Chayanne singles chronology
| "Dile al Todo el Mundo No" (1990) | "Completamente Enamorados" (1990) | "Simon Sez" (1990) |

= Completamente Enamorados =

Completamente Enamorados (Completely in Love) is a ballad written by Adelio Cogliati, Piero Cassano and Eros Ramazzotti. Originally titled "Un Nuovo Amore" ("A New Love"), the song was performed by Italian singer-songwriter Ramazzotti in his second album Nuovi eroi, released in 1986. Two years later the song was re-recorded in Spanish on the Spanish language version of his album Música Es, released in 1988. Two years later it was covered by Puerto Rican singer Chayanne, and this version was released as the first single of his album Tiempo de Vals (1990). The song peaked at number one in the Billboard Hot Latin Tracks chart (now Top Latin Songs) in late 1990 and was nominated for Pop Song of the Year at the Lo Nuestro Awards.
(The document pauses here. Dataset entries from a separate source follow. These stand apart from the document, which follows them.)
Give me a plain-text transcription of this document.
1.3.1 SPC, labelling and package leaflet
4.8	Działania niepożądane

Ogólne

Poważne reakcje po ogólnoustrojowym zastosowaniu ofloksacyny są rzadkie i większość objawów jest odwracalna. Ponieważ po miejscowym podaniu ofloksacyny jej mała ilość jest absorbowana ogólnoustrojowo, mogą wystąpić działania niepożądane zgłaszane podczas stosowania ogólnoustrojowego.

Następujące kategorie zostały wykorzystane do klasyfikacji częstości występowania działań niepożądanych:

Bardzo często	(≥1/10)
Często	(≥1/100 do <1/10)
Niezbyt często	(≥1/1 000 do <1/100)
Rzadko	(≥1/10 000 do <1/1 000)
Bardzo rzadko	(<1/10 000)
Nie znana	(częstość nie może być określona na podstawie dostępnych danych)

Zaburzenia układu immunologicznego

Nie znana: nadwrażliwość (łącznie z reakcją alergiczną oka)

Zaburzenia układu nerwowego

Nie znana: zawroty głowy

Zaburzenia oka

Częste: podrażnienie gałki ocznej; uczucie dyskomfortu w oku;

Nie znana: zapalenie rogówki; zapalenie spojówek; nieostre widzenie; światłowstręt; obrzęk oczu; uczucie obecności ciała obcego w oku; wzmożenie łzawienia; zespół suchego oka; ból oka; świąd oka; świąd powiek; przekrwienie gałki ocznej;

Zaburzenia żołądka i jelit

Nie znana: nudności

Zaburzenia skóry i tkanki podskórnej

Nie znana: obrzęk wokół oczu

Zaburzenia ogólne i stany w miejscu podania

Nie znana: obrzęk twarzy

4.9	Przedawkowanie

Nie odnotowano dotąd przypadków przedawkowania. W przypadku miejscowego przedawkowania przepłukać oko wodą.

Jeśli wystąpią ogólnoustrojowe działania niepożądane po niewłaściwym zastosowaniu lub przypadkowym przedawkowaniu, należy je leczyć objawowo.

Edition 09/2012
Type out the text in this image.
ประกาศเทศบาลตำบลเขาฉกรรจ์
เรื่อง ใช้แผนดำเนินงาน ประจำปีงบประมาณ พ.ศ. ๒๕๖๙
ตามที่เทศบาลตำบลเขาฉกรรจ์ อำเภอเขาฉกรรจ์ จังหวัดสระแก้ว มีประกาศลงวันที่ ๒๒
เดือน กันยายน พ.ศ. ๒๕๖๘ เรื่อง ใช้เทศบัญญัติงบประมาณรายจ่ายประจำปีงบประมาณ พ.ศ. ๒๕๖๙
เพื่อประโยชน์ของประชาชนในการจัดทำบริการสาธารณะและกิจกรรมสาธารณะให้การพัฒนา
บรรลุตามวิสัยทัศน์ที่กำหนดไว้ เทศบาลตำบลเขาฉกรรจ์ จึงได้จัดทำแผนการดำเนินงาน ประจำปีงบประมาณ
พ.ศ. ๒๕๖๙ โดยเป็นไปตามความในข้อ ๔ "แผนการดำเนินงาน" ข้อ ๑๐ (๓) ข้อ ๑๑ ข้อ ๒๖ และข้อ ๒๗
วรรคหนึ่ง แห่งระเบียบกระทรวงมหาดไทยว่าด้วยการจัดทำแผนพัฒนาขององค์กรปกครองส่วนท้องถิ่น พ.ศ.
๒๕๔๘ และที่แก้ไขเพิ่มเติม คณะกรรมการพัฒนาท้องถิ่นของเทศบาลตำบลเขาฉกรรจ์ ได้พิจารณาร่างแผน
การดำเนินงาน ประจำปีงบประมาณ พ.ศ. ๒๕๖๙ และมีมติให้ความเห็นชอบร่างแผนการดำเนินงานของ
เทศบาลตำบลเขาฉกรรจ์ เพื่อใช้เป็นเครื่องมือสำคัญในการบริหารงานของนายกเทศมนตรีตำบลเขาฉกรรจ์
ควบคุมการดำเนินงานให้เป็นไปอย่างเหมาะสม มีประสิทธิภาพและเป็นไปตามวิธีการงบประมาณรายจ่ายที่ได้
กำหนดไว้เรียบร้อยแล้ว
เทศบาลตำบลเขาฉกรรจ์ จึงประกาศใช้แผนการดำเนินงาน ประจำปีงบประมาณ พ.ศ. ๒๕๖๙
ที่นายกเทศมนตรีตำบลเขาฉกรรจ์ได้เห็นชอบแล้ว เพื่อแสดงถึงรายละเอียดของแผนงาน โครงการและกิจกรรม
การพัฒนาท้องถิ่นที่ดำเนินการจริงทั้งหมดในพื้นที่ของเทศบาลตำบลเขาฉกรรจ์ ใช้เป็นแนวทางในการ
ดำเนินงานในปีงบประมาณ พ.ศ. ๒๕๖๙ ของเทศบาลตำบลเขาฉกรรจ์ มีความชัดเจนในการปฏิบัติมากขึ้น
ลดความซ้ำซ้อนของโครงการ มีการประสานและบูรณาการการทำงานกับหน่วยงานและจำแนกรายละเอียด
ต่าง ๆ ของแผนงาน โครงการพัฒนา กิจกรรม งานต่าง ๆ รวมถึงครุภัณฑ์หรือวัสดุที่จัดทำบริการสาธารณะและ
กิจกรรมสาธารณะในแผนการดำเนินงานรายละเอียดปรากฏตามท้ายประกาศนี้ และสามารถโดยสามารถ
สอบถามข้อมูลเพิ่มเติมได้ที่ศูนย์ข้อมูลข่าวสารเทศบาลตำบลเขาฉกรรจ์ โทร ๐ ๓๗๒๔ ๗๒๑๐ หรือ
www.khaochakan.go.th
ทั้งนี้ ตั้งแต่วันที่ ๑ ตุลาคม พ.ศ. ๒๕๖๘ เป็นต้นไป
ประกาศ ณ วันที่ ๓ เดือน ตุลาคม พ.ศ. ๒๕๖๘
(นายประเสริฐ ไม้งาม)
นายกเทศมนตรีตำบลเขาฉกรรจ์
Chayanne's version of the song debuted in the Billboard Hot Latin Tracks chart at number 28 in the week of September 8, 1990, climbing to the top ten three weeks later. "Completamente Enamorados" peaked at number-one on October 20, 1990, replacing "Peligroso Amor" by Chilean performer Myriam Hernández and being succeeded by "Entrégate" by Mexican performer Luis Miguel five weeks later.

==Music video==
A music video was shot in 1990 in New York City. It was included in Grandes Exitos DVD. It was nominated in the category of Best Video by a Male Artist in the Latin field.

==Certifications==

| Region | Certification | Certified units/sales |
| Mexico (AMPROFON) | Platinum+Gold | 90,000^{‡} |
^{‡} Sales+streaming figures based on certification alone.